D'après le concile de Trente, en effet, personne ne peut avoir la certitude d'être sauvé; or, selon l'hypothèse de l'option finale, on aurait la quasi-certitude de disposer soi-même de sa destinée éternelle, comme le faisait remarquer clairement le docteur Chevrier dans un passage cité dans la première partie, mais qu'il vaut la peine de relire :
"Je crois que la lumière de l'amour entraîne fatalement l'amour de la lumière. Non, je ne puis admettre qu'une âme humaine libre et sans passion, ayant vu dans sa vérité l'étendue infinie de l'amour de Dieu, puisse se dresser contre lui et encourir sa justice."
[...]
Que faut-il penser de cette façon de voir ? Il nous semble franchement périlleux d'affirmer que la grâce de la persévérance finale ne peut manquer à personne. Elle peut très bien manquer à certains, à savoir, ceux pour lesquels le Christ a mérité le salut, mais qui n'ont pas été fidèles à faire le bien ou à garder ses commandements, bref, qui ont abusé de sa grâce. De plus, si on entend cette proposition dans le sens que Dieu a prévu de donner infailliblement cette grâce à tout homme, puisque le Christ la lui a méritée, on ne peut l'admettre. Cette grâce est méritée radicalement pour tout homme, mais elle n'est pas appliquée à tout homme.
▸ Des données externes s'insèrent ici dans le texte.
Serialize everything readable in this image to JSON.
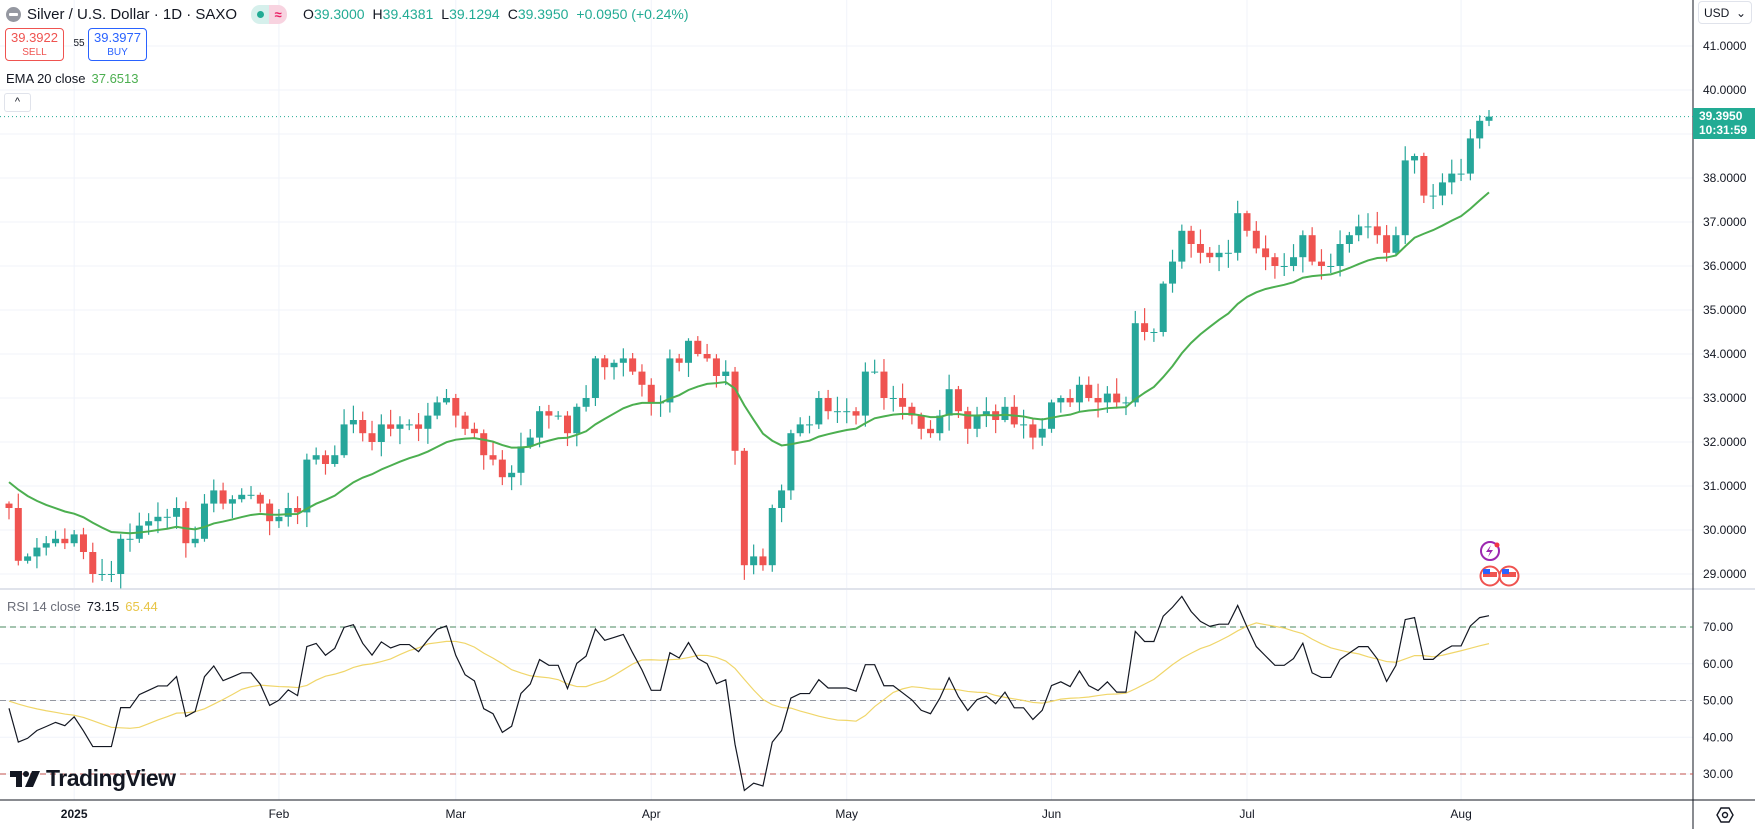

Le concile de Trente enseigne :
"A ceux qui agissent bien "jusqu'à la fin" (Mt 10, 22; 24, 13) et qui espèrent en Dieu, la vie éternelle est offerte à la fois comme la grâce miséricordieuse promise par le Christ Jésus aux fils de Dieu et comme la récompense que Dieu, selon la promesse qu'il a faite lui-même, accordera à leurs oeuvres bonnes et à leurs mérites."